The future looks more like Middle Earth, after the collapse of the techno-capitalist dystopian slums of Elysium’s Los Angeles, and Akira’s Neo Tokyo — not thousands of years before them. In the short term, greater and greater technological power will be condensed into the hands of the few, but the dams they use to hold it back will burst, flooding the world with meaning, as imagination fountains unrestrained into our present reality.

Terence McKenna spoke at length of humanity’s impending escape into the imagination, and I think I’m finally starting to understand what he meant. Imagination — all of it, all at once — will be birthed by us, through us, into a unified existence that will fundamentally alter our definitions of reality, possibility and self.

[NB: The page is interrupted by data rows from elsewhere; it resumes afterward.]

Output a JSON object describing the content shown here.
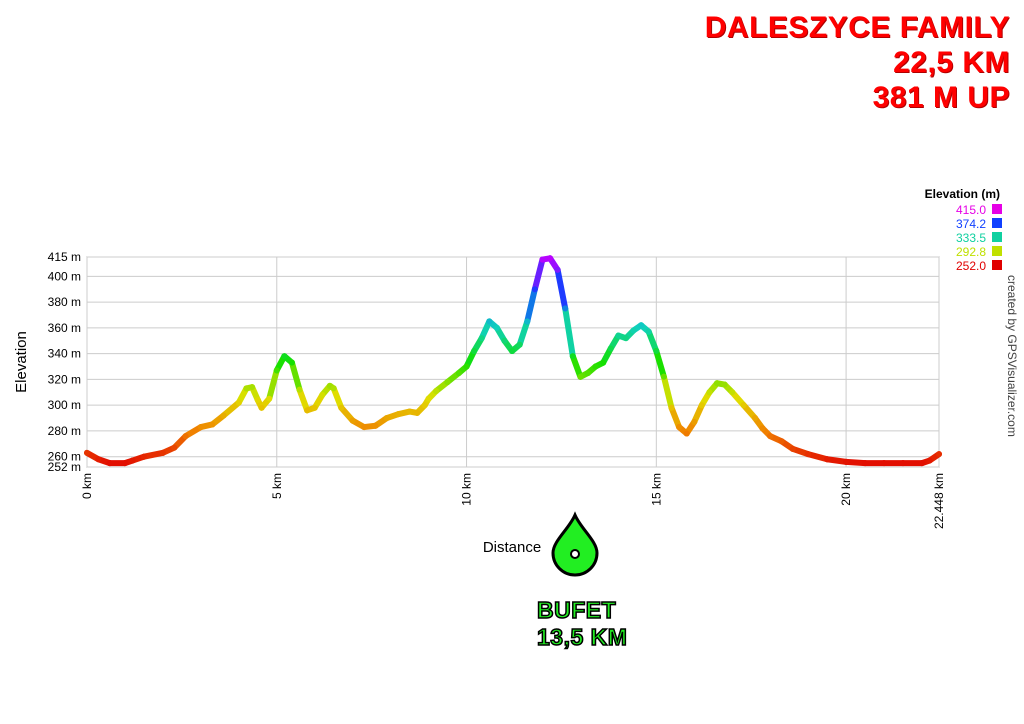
{
  "header": {
    "route_name": "DALESZYCE FAMILY",
    "distance": "22,5 KM",
    "climb": "381 M UP"
  },
  "credit": "created by GPSVisualizer.com",
  "aid_station": {
    "label": "BUFET",
    "distance": "13,5 KM",
    "icon": "water-drop-icon",
    "color": "#22ee22"
  },
  "chart_data": {
    "type": "line",
    "xlabel": "Distance",
    "ylabel": "Elevation",
    "xlim": [
      0,
      22.448
    ],
    "ylim": [
      252,
      415
    ],
    "x_ticks": [
      0,
      5,
      10,
      15,
      20,
      22.448
    ],
    "x_tick_labels": [
      "0 km",
      "5 km",
      "10 km",
      "15 km",
      "20 km",
      "22.448 km"
    ],
    "y_ticks": [
      252,
      260,
      280,
      300,
      320,
      340,
      360,
      380,
      400,
      415
    ],
    "y_tick_labels": [
      "252 m",
      "260 m",
      "280 m",
      "300 m",
      "320 m",
      "340 m",
      "360 m",
      "380 m",
      "400 m",
      "415 m"
    ],
    "grid": true,
    "legend": {
      "title": "Elevation (m)",
      "position": "top-right",
      "entries": [
        {
          "label": "415.0",
          "color": "#e600e6"
        },
        {
          "label": "374.2",
          "color": "#1040ff"
        },
        {
          "label": "333.5",
          "color": "#10d0a0"
        },
        {
          "label": "292.8",
          "color": "#c0e000"
        },
        {
          "label": "252.0",
          "color": "#e00000"
        }
      ]
    },
    "color_scale": {
      "min": 252.0,
      "max": 415.0,
      "stops": [
        "#e00000",
        "#f08000",
        "#e0e000",
        "#10e000",
        "#10d0c0",
        "#1040ff",
        "#c000ff"
      ]
    },
    "series": [
      {
        "x": [
          0,
          0.3,
          0.6,
          1.0,
          1.2,
          1.5,
          2.0,
          2.3,
          2.6,
          3.0,
          3.3,
          3.6,
          4.0,
          4.2,
          4.35,
          4.5,
          4.6,
          4.8,
          5.0,
          5.2,
          5.4,
          5.6,
          5.8,
          6.0,
          6.2,
          6.4,
          6.5,
          6.7,
          7.0,
          7.3,
          7.6,
          7.9,
          8.2,
          8.5,
          8.7,
          8.9,
          9.0,
          9.2,
          9.5,
          9.8,
          10.0,
          10.2,
          10.4,
          10.6,
          10.8,
          11.0,
          11.2,
          11.4,
          11.6,
          11.8,
          12.0,
          12.2,
          12.4,
          12.6,
          12.8,
          13.0,
          13.2,
          13.4,
          13.6,
          13.8,
          14.0,
          14.2,
          14.4,
          14.6,
          14.8,
          15.0,
          15.2,
          15.4,
          15.6,
          15.8,
          16.0,
          16.2,
          16.4,
          16.6,
          16.8,
          17.0,
          17.3,
          17.6,
          17.8,
          18.0,
          18.3,
          18.6,
          19.0,
          19.5,
          20.0,
          20.5,
          21.0,
          21.5,
          22.0,
          22.2,
          22.448
        ],
        "y": [
          263,
          258,
          255,
          255,
          257,
          260,
          263,
          267,
          276,
          283,
          285,
          292,
          302,
          313,
          314,
          304,
          298,
          305,
          327,
          338,
          333,
          312,
          296,
          298,
          308,
          315,
          313,
          298,
          288,
          283,
          284,
          290,
          293,
          295,
          294,
          300,
          305,
          311,
          318,
          325,
          330,
          342,
          352,
          365,
          360,
          350,
          342,
          347,
          365,
          390,
          413,
          414,
          405,
          375,
          338,
          322,
          325,
          330,
          333,
          344,
          354,
          352,
          358,
          362,
          357,
          342,
          322,
          298,
          283,
          278,
          287,
          300,
          310,
          317,
          316,
          310,
          300,
          290,
          282,
          276,
          272,
          266,
          262,
          258,
          256,
          255,
          255,
          255,
          255,
          257,
          262
        ]
      }
    ]
  }
}
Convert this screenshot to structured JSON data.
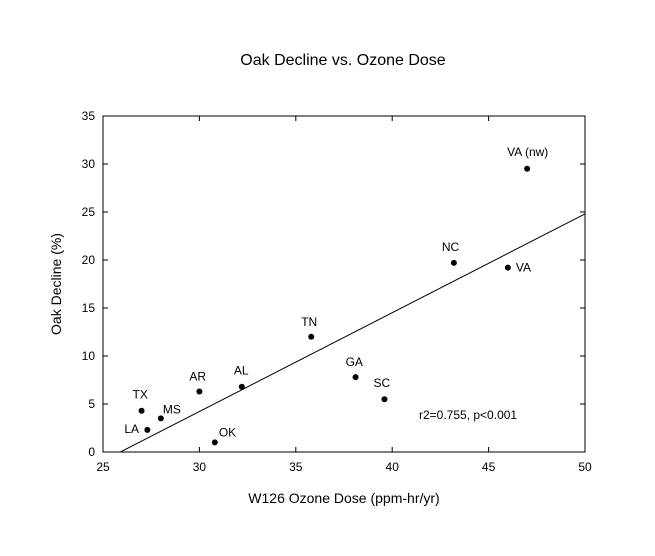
{
  "chart_data": {
    "type": "scatter",
    "title": "Oak Decline vs. Ozone Dose",
    "xlabel": "W126 Ozone Dose (ppm-hr/yr)",
    "ylabel": "Oak Decline (%)",
    "xlim": [
      25,
      50
    ],
    "ylim": [
      0,
      35
    ],
    "xticks": [
      25,
      30,
      35,
      40,
      45,
      50
    ],
    "yticks": [
      0,
      5,
      10,
      15,
      20,
      25,
      30,
      35
    ],
    "grid": false,
    "points": [
      {
        "label": "VA (nw)",
        "x": 47.0,
        "y": 29.5
      },
      {
        "label": "NC",
        "x": 43.2,
        "y": 19.7
      },
      {
        "label": "VA",
        "x": 46.0,
        "y": 19.2
      },
      {
        "label": "TN",
        "x": 35.8,
        "y": 12.0
      },
      {
        "label": "GA",
        "x": 38.1,
        "y": 7.8
      },
      {
        "label": "SC",
        "x": 39.6,
        "y": 5.5
      },
      {
        "label": "AL",
        "x": 32.2,
        "y": 6.8
      },
      {
        "label": "AR",
        "x": 30.0,
        "y": 6.3
      },
      {
        "label": "TX",
        "x": 27.0,
        "y": 4.3
      },
      {
        "label": "MS",
        "x": 28.0,
        "y": 3.5
      },
      {
        "label": "LA",
        "x": 27.3,
        "y": 2.3
      },
      {
        "label": "OK",
        "x": 30.8,
        "y": 1.0
      }
    ],
    "regression_line": {
      "x": [
        25.9,
        50.0
      ],
      "y": [
        0.0,
        24.8
      ]
    },
    "annotation": "r2=0.755, p<0.001"
  }
}
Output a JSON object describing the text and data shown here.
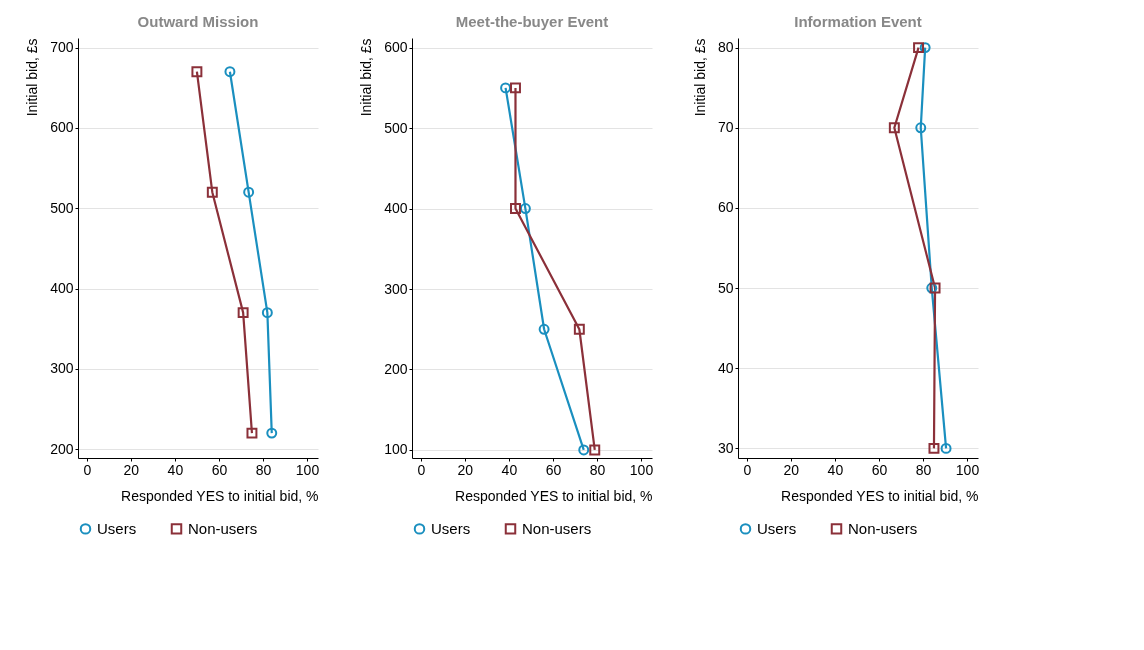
{
  "chart_data": [
    {
      "type": "line",
      "title": "Outward Mission",
      "xlabel": "Responded YES to initial bid, %",
      "ylabel": "Initial bid, £s",
      "xlim": [
        -4,
        105
      ],
      "xticks": [
        0,
        20,
        40,
        60,
        80,
        100
      ],
      "ylim": [
        189,
        712
      ],
      "yticks": [
        200,
        300,
        400,
        500,
        600,
        700
      ],
      "grid": "y",
      "legend": "bottom",
      "series": [
        {
          "name": "Users",
          "color": "#1a8fbf",
          "marker": "circle",
          "x": [
            65,
            73.5,
            82,
            84
          ],
          "values": [
            670,
            520,
            370,
            220
          ]
        },
        {
          "name": "Non-users",
          "color": "#8b3039",
          "marker": "square",
          "x": [
            50,
            57,
            71,
            75
          ],
          "values": [
            670,
            520,
            370,
            220
          ]
        }
      ]
    },
    {
      "type": "line",
      "title": "Meet-the-buyer Event",
      "xlabel": "Responded YES to initial bid, %",
      "ylabel": "Initial bid, £s",
      "xlim": [
        -4,
        105
      ],
      "xticks": [
        0,
        20,
        40,
        60,
        80,
        100
      ],
      "ylim": [
        90,
        612
      ],
      "yticks": [
        100,
        200,
        300,
        400,
        500,
        600
      ],
      "grid": "y",
      "legend": "bottom",
      "series": [
        {
          "name": "Users",
          "color": "#1a8fbf",
          "marker": "circle",
          "x": [
            38.5,
            47.5,
            56,
            74
          ],
          "values": [
            550,
            400,
            250,
            100
          ]
        },
        {
          "name": "Non-users",
          "color": "#8b3039",
          "marker": "square",
          "x": [
            43,
            43,
            72,
            79
          ],
          "values": [
            550,
            400,
            250,
            100
          ]
        }
      ]
    },
    {
      "type": "line",
      "title": "Information Event",
      "xlabel": "Responded YES to initial bid, %",
      "ylabel": "Initial bid, £s",
      "xlim": [
        -4,
        105
      ],
      "xticks": [
        0,
        20,
        40,
        60,
        80,
        100
      ],
      "ylim": [
        28.8,
        81.2
      ],
      "yticks": [
        30,
        40,
        50,
        60,
        70,
        80
      ],
      "grid": "y",
      "legend": "bottom",
      "series": [
        {
          "name": "Users",
          "color": "#1a8fbf",
          "marker": "circle",
          "x": [
            81,
            79,
            84,
            90.5
          ],
          "values": [
            80,
            70,
            50,
            30
          ]
        },
        {
          "name": "Non-users",
          "color": "#8b3039",
          "marker": "square",
          "x": [
            78,
            67,
            85.5,
            85
          ],
          "values": [
            80,
            70,
            50,
            30
          ]
        }
      ]
    }
  ]
}
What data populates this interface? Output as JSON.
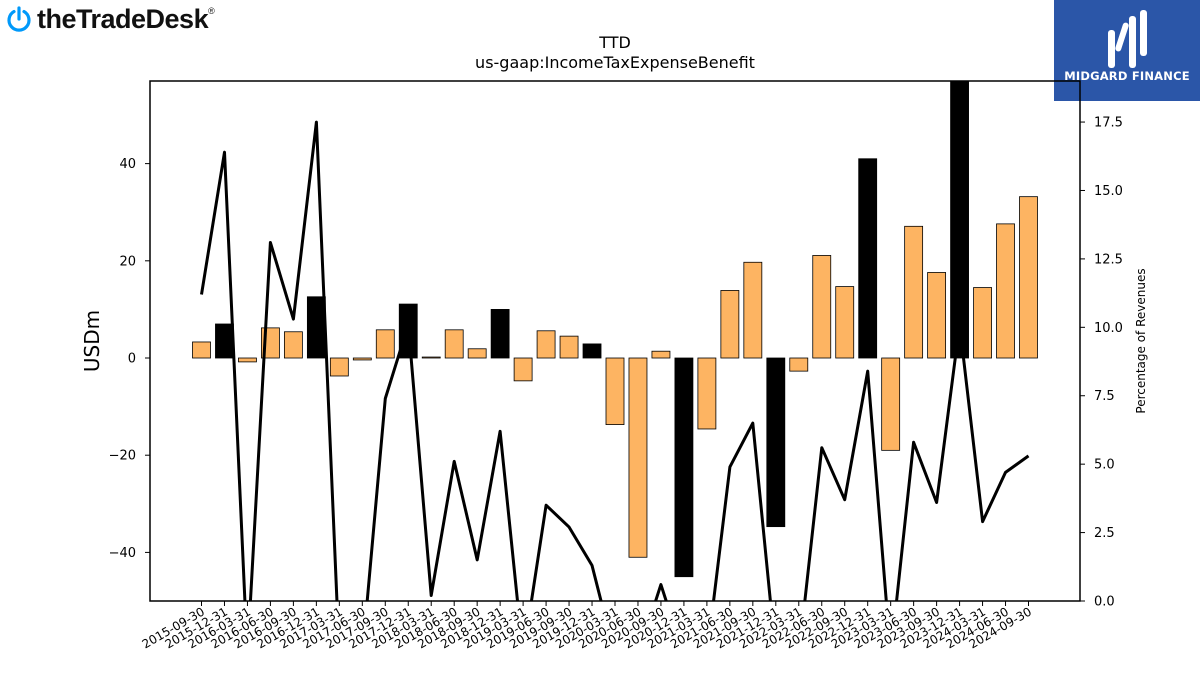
{
  "brand": {
    "name": "theTradeDesk",
    "registered": "®"
  },
  "badge": {
    "name": "MIDGARD FINANCE"
  },
  "colors": {
    "positive_bar": "#fdb462",
    "highlight_bar": "#000000",
    "line": "#000000",
    "badge_bg": "#2b56a8",
    "brand_icon": "#0099fa"
  },
  "chart_data": {
    "type": "bar",
    "title": "TTD",
    "subtitle": "us-gaap:IncomeTaxExpenseBenefit",
    "ylabel": "USDm",
    "y2label": "Percentage of Revenues",
    "ylim": [
      -50,
      57
    ],
    "y2lim": [
      0,
      19
    ],
    "yticks": [
      -40,
      -20,
      0,
      20,
      40
    ],
    "y2ticks": [
      0.0,
      2.5,
      5.0,
      7.5,
      10.0,
      12.5,
      15.0,
      17.5
    ],
    "y2tick_labels": [
      "0.0",
      "2.5",
      "5.0",
      "7.5",
      "10.0",
      "12.5",
      "15.0",
      "17.5"
    ],
    "grid": false,
    "categories": [
      "2015-09-30",
      "2015-12-31",
      "2016-03-31",
      "2016-06-30",
      "2016-09-30",
      "2016-12-31",
      "2017-03-31",
      "2017-06-30",
      "2017-09-30",
      "2017-12-31",
      "2018-03-31",
      "2018-06-30",
      "2018-09-30",
      "2018-12-31",
      "2019-03-31",
      "2019-06-30",
      "2019-09-30",
      "2019-12-31",
      "2020-03-31",
      "2020-06-30",
      "2020-09-30",
      "2020-12-31",
      "2021-03-31",
      "2021-06-30",
      "2021-09-30",
      "2021-12-31",
      "2022-03-31",
      "2022-06-30",
      "2022-09-30",
      "2022-12-31",
      "2023-03-31",
      "2023-06-30",
      "2023-09-30",
      "2023-12-31",
      "2024-03-31",
      "2024-06-30",
      "2024-09-30"
    ],
    "series": [
      {
        "values": [
          3.3,
          7.0,
          -0.8,
          6.2,
          5.4,
          12.6,
          -3.7,
          -0.4,
          5.8,
          11.1,
          0.2,
          5.8,
          1.9,
          10.0,
          -4.7,
          5.6,
          4.5,
          2.9,
          -13.7,
          -41.0,
          1.4,
          -45.0,
          -14.6,
          13.9,
          19.7,
          -34.7,
          -2.7,
          21.1,
          14.7,
          41.0,
          -19.0,
          27.1,
          17.6,
          57.0,
          14.5,
          27.6,
          33.2
        ]
      },
      {
        "values": [
          11.2,
          16.4,
          -2.0,
          13.1,
          10.3,
          17.5,
          -2.0,
          -2.0,
          7.4,
          10.1,
          0.2,
          5.1,
          1.5,
          6.2,
          -2.0,
          3.5,
          2.7,
          1.3,
          -2.0,
          -2.0,
          0.6,
          -2.0,
          -2.0,
          4.9,
          6.5,
          -2.0,
          -2.0,
          5.6,
          3.7,
          8.4,
          -2.0,
          5.8,
          3.6,
          10.1,
          2.9,
          4.7,
          5.3
        ]
      }
    ],
    "highlighted_categories": [
      "2015-12-31",
      "2016-12-31",
      "2017-12-31",
      "2018-12-31",
      "2019-12-31",
      "2020-12-31",
      "2021-12-31",
      "2022-12-31",
      "2023-12-31"
    ]
  }
}
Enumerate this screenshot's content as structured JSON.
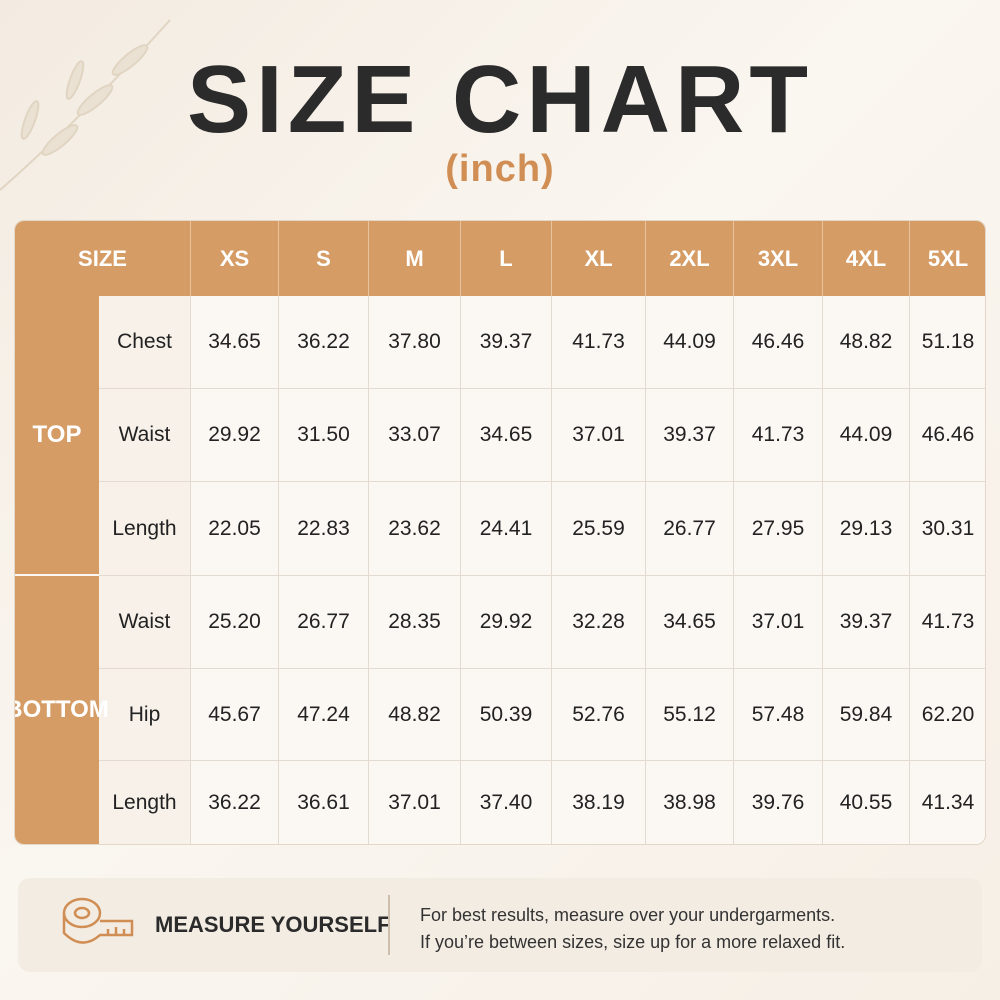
{
  "header": {
    "title": "SIZE CHART",
    "subtitle": "(inch)"
  },
  "table": {
    "corner": "SIZE",
    "sizes": [
      "XS",
      "S",
      "M",
      "L",
      "XL",
      "2XL",
      "3XL",
      "4XL",
      "5XL"
    ],
    "groups": [
      {
        "name": "TOP",
        "rows": [
          {
            "label": "Chest",
            "values": [
              "34.65",
              "36.22",
              "37.80",
              "39.37",
              "41.73",
              "44.09",
              "46.46",
              "48.82",
              "51.18"
            ]
          },
          {
            "label": "Waist",
            "values": [
              "29.92",
              "31.50",
              "33.07",
              "34.65",
              "37.01",
              "39.37",
              "41.73",
              "44.09",
              "46.46"
            ]
          },
          {
            "label": "Length",
            "values": [
              "22.05",
              "22.83",
              "23.62",
              "24.41",
              "25.59",
              "26.77",
              "27.95",
              "29.13",
              "30.31"
            ]
          }
        ]
      },
      {
        "name": "BOTTOM",
        "rows": [
          {
            "label": "Waist",
            "values": [
              "25.20",
              "26.77",
              "28.35",
              "29.92",
              "32.28",
              "34.65",
              "37.01",
              "39.37",
              "41.73"
            ]
          },
          {
            "label": "Hip",
            "values": [
              "45.67",
              "47.24",
              "48.82",
              "50.39",
              "52.76",
              "55.12",
              "57.48",
              "59.84",
              "62.20"
            ]
          },
          {
            "label": "Length",
            "values": [
              "36.22",
              "36.61",
              "37.01",
              "37.40",
              "38.19",
              "38.98",
              "39.76",
              "40.55",
              "41.34"
            ]
          }
        ]
      }
    ]
  },
  "footer": {
    "heading": "MEASURE YOURSELF",
    "lines": [
      "For best results, measure over your undergarments.",
      "If you’re between sizes, size up for a more relaxed fit."
    ]
  }
}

We’re closing in on the nadir of techno-capitalism, and what follows will be a plunge into the most magical fantasies we can possibly imagine. There’s a glorious, unbelievable and eternal Spring waiting for us just on the other side of the coming cyberpunk Winter. We will turn ourselves inside out, discard our monkey bodies, and start inhabiting the archetypes of our most compelling, and fantastic legends.

“Whenever you go out of doors, draw the chin in, carry the crown of the head high. We are gods in the chrysalis.”

~Elbert Hubbard, We Are Gods in the Chrysalis

Human beings are the chrysalis of imagination, and art is how it’s trying to escape from the confines of our biological brains. While we daydream of being Gandalf the Grey, we mustn’t forget we’re destined to become Gandalf the White.